The research group In-vivo Dosimetry for New Types of Radiation deals with the exploration of novel methods and with the development of clinically applicable instruments for precisely assessing the range of proton beams in the patient’s body during radio-oncological treatments.  Energetic protons of therapeutic beams are stopped in the body and deposit most of their kinetic energy in the last few millimeters of the beam track.  The proton range (or track length) depends on the initial proton energy.  This allows focusing the destructive radiation dose just on the tumor.  However, the actual depth of the dose deposition maximum is hard to assess just because beam particles do, in contrast to hard X-rays, not leave the body.
To visualize proton beams, the scientists decided to capture the prompt gamma rays produced occasionally by beam particles passing tissue.  Those gamma rays can be measured, for instance, with a Slit Camera as developed by Ion Beam Applications (IBA).  In a collaborative project involving both the In-vivo Dosimetry and the High-Precision Radiotherapy groups, OncoRay scientists managed for the first time ever to precisely track the proton beam in a patient during several sessions of a fractionated treatment (1,2,3,4), i.e., a treatment delivered in several separate sessions or fractions.

Prompt Gamma-Ray Timing

Graduate students setting up detectors and targets for an experiment in the treatment room of the Universitäts Protonen Therapie Dresden (UPTD). Six “proton stopwatches”, each consisting of a cerium bromide scintillation detector and a superfast digital spectrometer by Target Systemelektronik, are used to measure the range of proton beams.

Moreover, the research group In-vivo Dosimetry has proposed, patented, and investigated a novel method of range assessment, named Prompt Gamma-Ray Timing (PGT).  It is based on the accumulation of arrival time distributions of prompt gamma rays in appropriate detectors, measured with respect to the sharply bunched proton beam.  The width of such distributions reflects the overall stopping time of the proton bunches in tissue, which is well correlated with the stopping distance, i.e., with the proton range (5,6,7).  These time distributions shall be measured and compared with the corresponding spectra predicted on the basis of treatment plans in real time.  Distinct deviations between prediction and measurement could immediately interrupt the treatment.  The „proton stopwatch” could thus be used for quality assurance and as an effective safety element.  At present, the PGT technique is being explored experimentally and planned to be translated to clinical applications step by step.  Generally, PGT is much simpler than other techniques of range assessment and should result in less expensive, cheaper systems to be used in clinical routine.

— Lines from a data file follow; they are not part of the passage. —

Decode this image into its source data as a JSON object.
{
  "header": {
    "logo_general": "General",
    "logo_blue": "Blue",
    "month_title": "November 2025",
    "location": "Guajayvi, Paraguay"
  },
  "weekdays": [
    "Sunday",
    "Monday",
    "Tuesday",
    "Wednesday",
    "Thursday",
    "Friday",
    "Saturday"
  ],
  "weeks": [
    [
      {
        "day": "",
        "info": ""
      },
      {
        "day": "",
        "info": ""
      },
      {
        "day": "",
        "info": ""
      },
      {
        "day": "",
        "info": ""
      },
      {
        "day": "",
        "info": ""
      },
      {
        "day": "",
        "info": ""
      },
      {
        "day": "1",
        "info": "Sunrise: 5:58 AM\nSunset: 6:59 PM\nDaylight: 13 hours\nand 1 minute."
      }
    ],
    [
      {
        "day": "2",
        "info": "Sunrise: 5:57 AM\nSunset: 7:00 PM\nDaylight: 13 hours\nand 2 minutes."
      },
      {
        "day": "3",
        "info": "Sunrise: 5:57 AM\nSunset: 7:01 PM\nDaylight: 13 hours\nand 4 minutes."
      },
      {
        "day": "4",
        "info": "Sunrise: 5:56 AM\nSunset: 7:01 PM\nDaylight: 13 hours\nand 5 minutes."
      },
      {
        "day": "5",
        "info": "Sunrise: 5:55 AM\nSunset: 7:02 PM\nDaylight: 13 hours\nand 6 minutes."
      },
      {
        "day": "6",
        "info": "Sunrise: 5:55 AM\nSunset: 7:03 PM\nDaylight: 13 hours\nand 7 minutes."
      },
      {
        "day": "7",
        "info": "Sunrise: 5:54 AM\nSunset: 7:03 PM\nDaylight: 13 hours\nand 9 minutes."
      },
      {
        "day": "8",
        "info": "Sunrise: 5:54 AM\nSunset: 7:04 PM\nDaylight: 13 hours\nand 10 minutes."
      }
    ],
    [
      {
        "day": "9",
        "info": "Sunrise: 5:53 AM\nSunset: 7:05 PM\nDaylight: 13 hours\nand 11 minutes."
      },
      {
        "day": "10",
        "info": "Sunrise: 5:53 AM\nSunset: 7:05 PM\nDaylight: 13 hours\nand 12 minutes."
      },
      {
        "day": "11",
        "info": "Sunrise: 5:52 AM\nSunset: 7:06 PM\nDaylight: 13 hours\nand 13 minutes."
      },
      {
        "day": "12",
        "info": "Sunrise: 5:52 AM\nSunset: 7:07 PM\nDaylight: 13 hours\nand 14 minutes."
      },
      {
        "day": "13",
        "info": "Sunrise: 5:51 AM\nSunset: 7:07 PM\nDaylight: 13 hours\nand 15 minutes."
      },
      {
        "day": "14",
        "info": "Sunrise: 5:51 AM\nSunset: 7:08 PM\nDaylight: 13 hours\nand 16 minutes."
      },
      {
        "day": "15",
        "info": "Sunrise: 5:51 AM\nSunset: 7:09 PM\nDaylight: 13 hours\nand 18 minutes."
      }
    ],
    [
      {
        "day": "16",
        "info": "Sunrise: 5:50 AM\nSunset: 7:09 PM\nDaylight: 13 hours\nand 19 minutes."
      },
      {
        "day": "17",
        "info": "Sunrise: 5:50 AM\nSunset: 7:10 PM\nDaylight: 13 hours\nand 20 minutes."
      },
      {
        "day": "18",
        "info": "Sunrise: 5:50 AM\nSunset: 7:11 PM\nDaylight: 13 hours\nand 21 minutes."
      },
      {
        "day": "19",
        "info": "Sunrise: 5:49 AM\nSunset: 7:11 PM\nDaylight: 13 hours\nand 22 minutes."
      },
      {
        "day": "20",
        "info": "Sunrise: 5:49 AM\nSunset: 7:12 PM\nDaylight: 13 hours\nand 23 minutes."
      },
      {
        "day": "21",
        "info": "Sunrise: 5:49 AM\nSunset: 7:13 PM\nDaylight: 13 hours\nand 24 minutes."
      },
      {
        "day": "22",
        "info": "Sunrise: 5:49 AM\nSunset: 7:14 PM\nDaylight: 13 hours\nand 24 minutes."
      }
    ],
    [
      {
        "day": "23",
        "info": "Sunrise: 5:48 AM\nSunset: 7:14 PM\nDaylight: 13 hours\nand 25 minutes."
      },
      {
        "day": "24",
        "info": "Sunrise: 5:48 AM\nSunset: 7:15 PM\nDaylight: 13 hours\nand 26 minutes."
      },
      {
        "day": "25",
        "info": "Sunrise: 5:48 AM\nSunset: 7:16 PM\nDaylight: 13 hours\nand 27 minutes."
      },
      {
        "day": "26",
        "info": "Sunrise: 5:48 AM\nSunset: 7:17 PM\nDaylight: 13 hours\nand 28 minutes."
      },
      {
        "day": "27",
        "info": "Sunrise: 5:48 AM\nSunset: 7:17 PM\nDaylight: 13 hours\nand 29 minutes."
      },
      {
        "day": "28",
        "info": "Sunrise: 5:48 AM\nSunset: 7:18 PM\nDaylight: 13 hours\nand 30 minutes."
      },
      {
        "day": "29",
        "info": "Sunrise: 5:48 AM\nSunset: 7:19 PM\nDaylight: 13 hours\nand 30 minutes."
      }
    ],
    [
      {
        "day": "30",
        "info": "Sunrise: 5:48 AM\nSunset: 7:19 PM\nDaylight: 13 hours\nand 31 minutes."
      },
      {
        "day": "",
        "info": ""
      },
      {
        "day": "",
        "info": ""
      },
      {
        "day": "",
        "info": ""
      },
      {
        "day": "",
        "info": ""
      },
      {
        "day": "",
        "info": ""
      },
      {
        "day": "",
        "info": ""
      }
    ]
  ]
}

Verifying and exploring novel concepts or techniques requires frequent experimental campaigns performed at particle accelerators in various research facilities or clinics.  Those are complemented with computer simulations that allow understanding and extrapolating the experimental findings.  Scientists of the In-vivo Dosimetry group intensely collaborate with other research groups, with specialists of other disciplines, as well as with innovative companies to translate innovative research in distinct benefit for the patients at minimum time.